À peine quatre jours après son appel à l’union sacrée, le coordonnateur du Conseil présidentiel de transition Laurent Saint-Cyr concrétise ses promesses en rencontrant l’ancien président Jean-Bertrand Aristide. Un geste symbolique fort dans un contexte où Haïti cherche désespérément la voie de la réconciliation.
Ce dimanche 11 août, Laurent Saint-Cyr a franchi un cap symbolique en s’entretenant avec Jean-Bertrand Aristide, figure emblématique et controversée de la politique haïtienne. Cette rencontre, annoncée par le coordonnateur lui-même sur les réseaux sociaux, marque la première concrétisation de sa promesse d’ouverture formulée lors de son discours d’investiture du 7 août.
Un dialogue « franc et constructif » autour de la sécurité
« Maten an, mwen te rankontre ak ansyen Prezidan Jean-Bertrand Aristide, nan lespri dyalòg ak inite nasyonal« , a écrit Saint-Cyr en créole sur son compte X, soulignant ainsi sa volonté de s’adresser directement au peuple haïtien dans sa langue. Traduit en français, le message révèle que les deux hommes ont abordé « l’urgence et la nécessité d’assurer la sécurité afin que nous puissions aller aux élections« .
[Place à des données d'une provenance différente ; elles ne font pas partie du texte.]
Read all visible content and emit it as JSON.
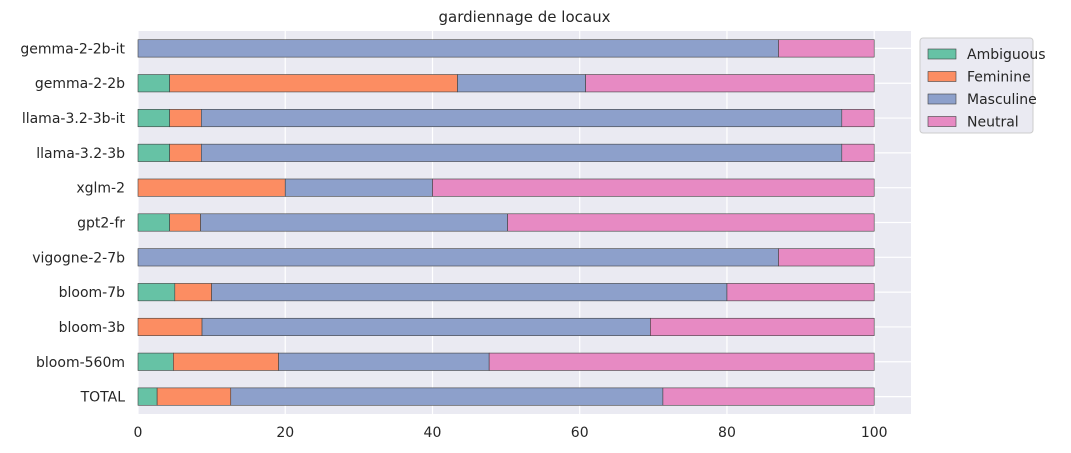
{
  "chart_data": {
    "type": "bar",
    "orientation": "horizontal",
    "stacked": true,
    "title": "gardiennage de locaux",
    "xlabel": "",
    "ylabel": "",
    "xlim": [
      0,
      105
    ],
    "xticks": [
      "0",
      "20",
      "40",
      "60",
      "80",
      "100"
    ],
    "grid": true,
    "legend_position": "top-right outside",
    "categories": [
      "gemma-2-2b-it",
      "gemma-2-2b",
      "llama-3.2-3b-it",
      "llama-3.2-3b",
      "xglm-2",
      "gpt2-fr",
      "vigogne-2-7b",
      "bloom-7b",
      "bloom-3b",
      "bloom-560m",
      "TOTAL"
    ],
    "series": [
      {
        "name": "Ambiguous",
        "color": "#66c2a5",
        "values": [
          0,
          4.3,
          4.3,
          4.3,
          0,
          4.3,
          0,
          5.0,
          0,
          4.8,
          2.6
        ]
      },
      {
        "name": "Feminine",
        "color": "#fc8d62",
        "values": [
          0,
          39.1,
          4.3,
          4.3,
          20.0,
          4.2,
          0,
          5.0,
          8.7,
          14.3,
          10.0
        ]
      },
      {
        "name": "Masculine",
        "color": "#8da0cb",
        "values": [
          87.0,
          17.4,
          87.0,
          87.0,
          20.0,
          41.7,
          87.0,
          70.0,
          60.9,
          28.6,
          58.7
        ]
      },
      {
        "name": "Neutral",
        "color": "#e78ac3",
        "values": [
          13.0,
          39.2,
          4.4,
          4.4,
          60.0,
          49.8,
          13.0,
          20.0,
          30.4,
          52.3,
          28.7
        ]
      }
    ]
  },
  "colors": {
    "plot_background": "#eaeaf2",
    "grid": "#ffffff",
    "text": "#262626"
  }
}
Cette priorité accordée à la question sécuritaire résonne particulièrement dans un pays où les gangs contrôlent désormais plus de 60% de la capitale et où les citoyens, qu’ils vivent à Port-au-Prince, dans les provinces ou dans la diaspora, suivent avec inquiétude la dégradation de la situation.
Une démarche qui divise déjà
Si Saint-Cyr salue un « échange franc et constructif« , l’absence notable de photo officielle de cette rencontre n’est pas passée inaperçue. Une discrétion qui pourrait s’expliquer par la polarisation persistante autour de la figure d’Aristide, adoré par ses partisans de Lavalas mais honni par ses détracteurs qui lui reprochent notamment les troubles de 2004.
Pour beaucoup d’Haïtiens de la diaspora, particulièrement ceux installés aux États-Unis, au Canada ou en République dominicaine après les crises politiques successives, cette rencontre pourrait être perçue comme un signal positif vers la réconciliation nationale. D’autres, en revanche, y verront une légitimation discutable d’un passé politique controversé.
L’union sacrée à l’épreuve des faits
Le 7 août dernier, dans son discours d’installation, Laurent Saint-Cyr avait lancé un appel vibrant à l’union sacrée, promettant de rencontrer « d’anciens présidents, Premiers ministres, leaders politiques et représentants de la société civile« . Cette première rencontre avec Aristide teste déjà la crédibilité de cette approche inclusive.
La question qui se pose désormais est de savoir si cette démarche d’ouverture permettra réellement de rassembler les forces vives du pays autour d’un projet commun, ou si elle ne fera qu’attiser les divisions historiques qui paralysent Haïti depuis des décennies.
Face aux défis colossaux qui attendent Haïti – insécurité, crise économique, urgence électorale – Laurent Saint-Cyr mise sur le dialogue. Mais dans un pays où les blessures politiques restent béantes, cette stratégie de réconciliation saura-t-elle convaincre au-delà des déclarations d’intention ? Les prochaines rencontres avec d’autres figures politiques seront déterminantes pour mesurer la portée réelle de cette nouvelle approche.